The estimates largely match those of model “SCR+RSF” in Table 1 in Royle et al. (2013), with small differences due to a slightly modified state-space (note the SEs are identical). All other model versions in Table 1 could be fit here by changing whether the telemetry integration occurs or which model components use elevation as a covariate (e.g., D~z). The code used here can be accessed as an oSCR help file with ?telemetry.

1.4 Summary

Here we have illustrated how to use oSCR to integrate telemetry data with spatial captures into a joint SCR model following the approach of Royle et al. (2013). The resulting effort can improve parameter estimation and potentially facilitate sparse data situations and/or variation in resource selection that cannot be addressed with the capture data alone.

References

Johnson, Devin S, Dana L Thomas, Jay M Ver Hoef, and Aaron Christ. 2008. “A General Framework for the Analysis of Animal Resource Selection from Telemetry Data.” Biometrics 64 (3): 968–76.

Linden, Daniel W, Alexej PK Sirén, and Peter J Pekins. 2018. “Integrating Telemetry Data into Spatial Capture–Recapture Modifies Inferences on Multi-Scale Resource Selection.” Ecosphere 9 (4): e02203.

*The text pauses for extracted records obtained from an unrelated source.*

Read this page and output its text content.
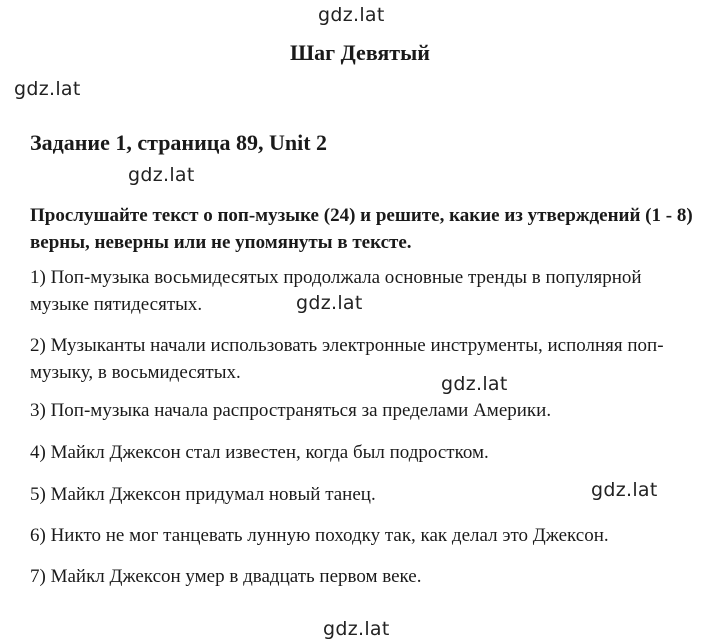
gdz.lat
gdz.lat
gdz.lat
gdz.lat
gdz.lat
gdz.lat
gdz.lat
Шаг Девятый
Задание 1, страница 89, Unit 2
Прослушайте текст о поп-музыке (24) и решите, какие из утверждений (1 - 8) верны, неверны или не упомянуты в тексте.
1) Поп-музыка восьмидесятых продолжала основные тренды в популярной музыке пятидесятых.
2) Музыканты начали использовать электронные инструменты, исполняя поп-музыку, в восьмидесятых.
3) Поп-музыка начала распространяться за пределами Америки.
4) Майкл Джексон стал известен, когда был подростком.
5) Майкл Джексон придумал новый танец.
6) Никто не мог танцевать лунную походку так, как делал это Джексон.
7) Майкл Джексон умер в двадцать первом веке.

Royle, J Andrew, Richard B Chandler, Catherine C Sun, and Angela K Fuller. 2013. “Integrating Resource Selection Information with Spatial Capture–Recapture.” Methods in Ecology and Evolution 4 (6): 520–30.

Sun, Catherine. 2014. “Estimating Black Bear Population Density in the Southern Black Bear Range of New York with a Non-Invasive, Genetic, Spatial Capture-Recapture Study.” Master’s Thesis. Ithaca, New York, USA: Cornell University.